- Thekkan Kuttur Location in Kerala, India Thekkan Kuttur Thekkan Kuttur (India)
- Coordinates: 10°53′12″N 75°58′34″E﻿ / ﻿10.886667°N 75.976111°E
- Country: India
- State: Kerala
- District: Malappuram

Languages
- • Official: Malayalam
- Time zone: UTC+5:30 (IST)
- PIN: 676 102
- Telephone code: 572
- Vehicle registration: KL-10/KL-55
- Nearest city: Tirur
- Lok Sabha constituency: Tirur

= Thekkan Kuttur =

Thekkan Kuttur or Tekkan Kuttur is a place in Malappuram district of Kerala in India. Its under Tirur block and Thalakkad village.

==Demographics==
Around 4,000 people are living here.

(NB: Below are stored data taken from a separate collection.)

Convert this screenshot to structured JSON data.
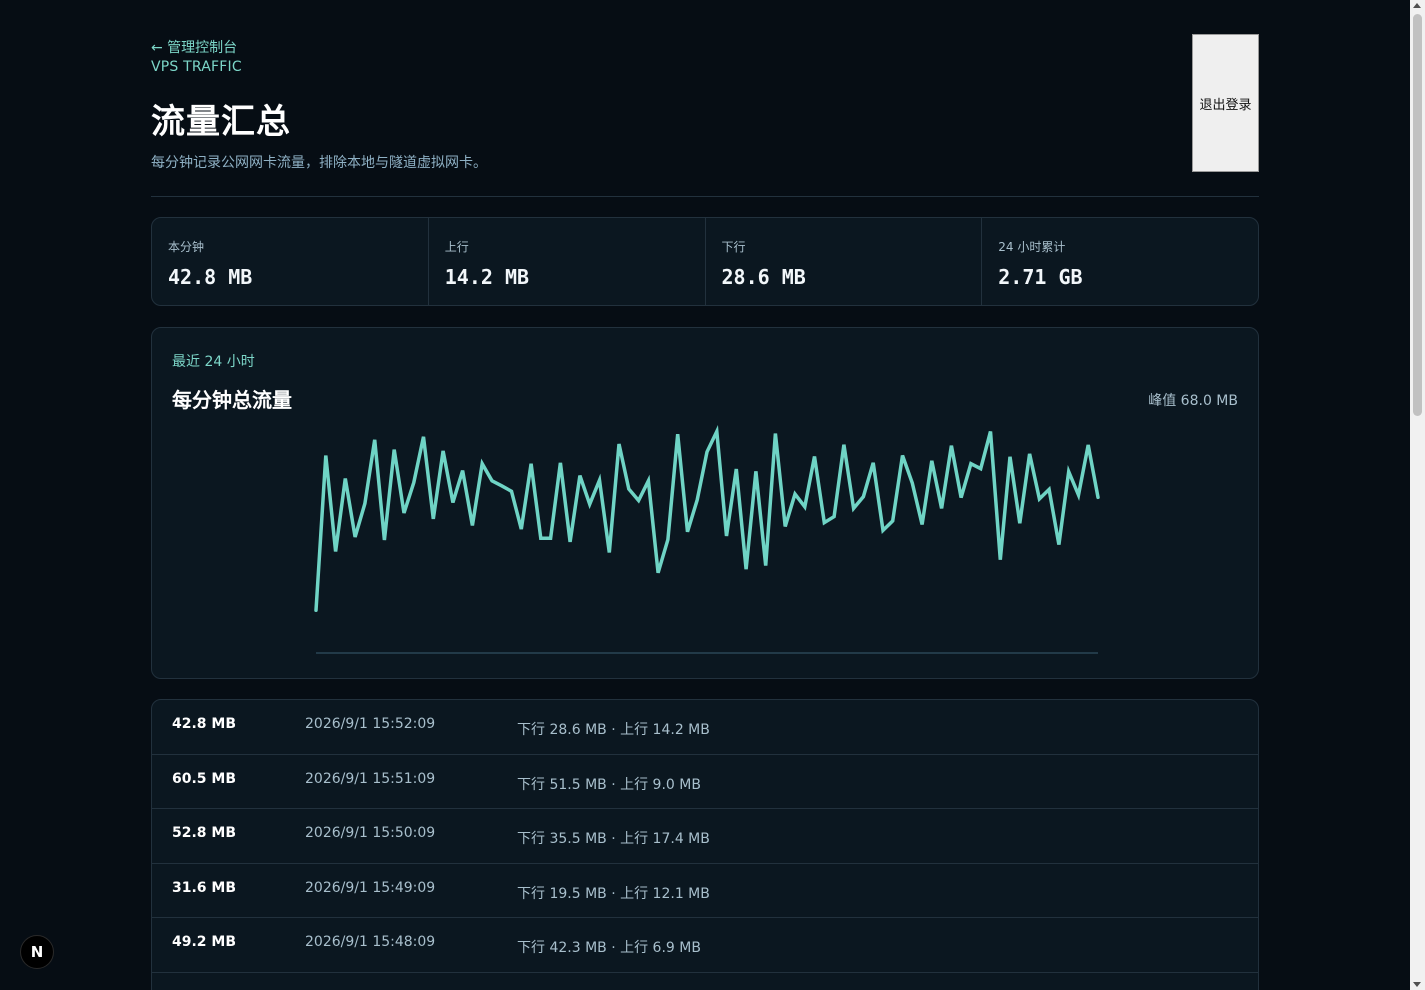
{
  "header": {
    "back_link": "← 管理控制台",
    "eyebrow": "VPS TRAFFIC",
    "title": "流量汇总",
    "subtitle": "每分钟记录公网网卡流量，排除本地与隧道虚拟网卡。",
    "logout_label": "退出登录"
  },
  "stats": [
    {
      "label": "本分钟",
      "value": "42.8 MB"
    },
    {
      "label": "上行",
      "value": "14.2 MB"
    },
    {
      "label": "下行",
      "value": "28.6 MB"
    },
    {
      "label": "24 小时累计",
      "value": "2.71 GB"
    }
  ],
  "chart": {
    "eyebrow": "最近 24 小时",
    "title": "每分钟总流量",
    "peak": "峰值 68.0 MB",
    "line_color": "#6fd4c5"
  },
  "chart_data": {
    "type": "line",
    "title": "每分钟总流量",
    "xlabel": "",
    "ylabel": "",
    "unit": "MB",
    "ylim": [
      0,
      70
    ],
    "grid": false,
    "legend": "none",
    "series": [
      {
        "values": [
          13.0,
          60.1,
          30.9,
          53.1,
          35.3,
          45.5,
          64.9,
          34.4,
          61.9,
          42.6,
          51.9,
          65.8,
          40.8,
          61.5,
          45.8,
          55.5,
          38.8,
          57.6,
          52.4,
          50.9,
          49.2,
          37.7,
          57.6,
          34.9,
          34.9,
          57.9,
          33.8,
          54.0,
          45.3,
          52.6,
          30.6,
          63.6,
          49.9,
          46.4,
          52.4,
          24.4,
          34.5,
          66.6,
          36.9,
          46.6,
          61.2,
          67.4,
          35.6,
          56.0,
          25.5,
          55.3,
          26.6,
          66.8,
          38.5,
          48.4,
          44.5,
          59.8,
          39.7,
          41.5,
          63.4,
          44.0,
          47.6,
          57.9,
          37.3,
          40.2,
          60.1,
          51.7,
          39.1,
          58.5,
          44.0,
          63.1,
          47.3,
          57.6,
          56.1,
          67.4,
          28.4,
          59.7,
          39.5,
          60.6,
          46.9,
          49.8,
          33.0,
          55.2,
          48.1,
          63.3,
          47.4
        ]
      }
    ]
  },
  "records": [
    {
      "total": "42.8 MB",
      "time": "2026/9/1 15:52:09",
      "detail": "下行 28.6 MB · 上行 14.2 MB"
    },
    {
      "total": "60.5 MB",
      "time": "2026/9/1 15:51:09",
      "detail": "下行 51.5 MB · 上行 9.0 MB"
    },
    {
      "total": "52.8 MB",
      "time": "2026/9/1 15:50:09",
      "detail": "下行 35.5 MB · 上行 17.4 MB"
    },
    {
      "total": "31.6 MB",
      "time": "2026/9/1 15:49:09",
      "detail": "下行 19.5 MB · 上行 12.1 MB"
    },
    {
      "total": "49.2 MB",
      "time": "2026/9/1 15:48:09",
      "detail": "下行 42.3 MB · 上行 6.9 MB"
    },
    {
      "total": "",
      "time": "",
      "detail": ""
    }
  ],
  "dev_badge": {
    "label": "N"
  }
}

There is a Shiva Temple named "Pazhayeadath-Sivakshethram" another small temple is also there which named as "Puthiyeadath-Kshethram".

==Education==
There are two schools named A.M.L.P.S and G.L.P.S. Thekkan Kuttur is extended to Kuttur Desom which is unofficially known as Vadakkan Kuttur. There is another school Devi Sahayam Lower Primary School in Kuttur.

==Economy==
This village is predominantly occupied by people working in Gulf Countries.

==Temples==
There are three more temples in Kuttur. A very ancient Parthasarathy Temple which were maintained by Namboodiris during last century.
Anthimahakalan Temple which is family temple of Amassam Veetil, an ancient Nair Tharavad located at Kuttur. An ancient Bhagavathy temple known to be maintained directly by kings of Vettathu nadu also exists between Kuttur and Pothanur (nearby village). This bagavathy temple is having many surprising and interesting traditions. Still Oracles (Velichappadu) profess during specific festivals.

==Festivals==
Daily pujas are done by Mannan community (OBC). All sects of Hindu fraternity participate in rituals wholeheartedly at this temple.
It is said that Muslims also participate and co-operate in all the festivals.

==Transportation==
Thekkankuttoor village connects to other parts of India through Tirur town. National highway No.66 passes through Tirur and the northern stretch connects to Goa and Mumbai. The southern stretch connects to Cochin and Trivandrum. Highway No.966 goes to Palakkad and Coimbatore. The nearest airport is at Kozhikode. The nearest major railway station is at Tirur.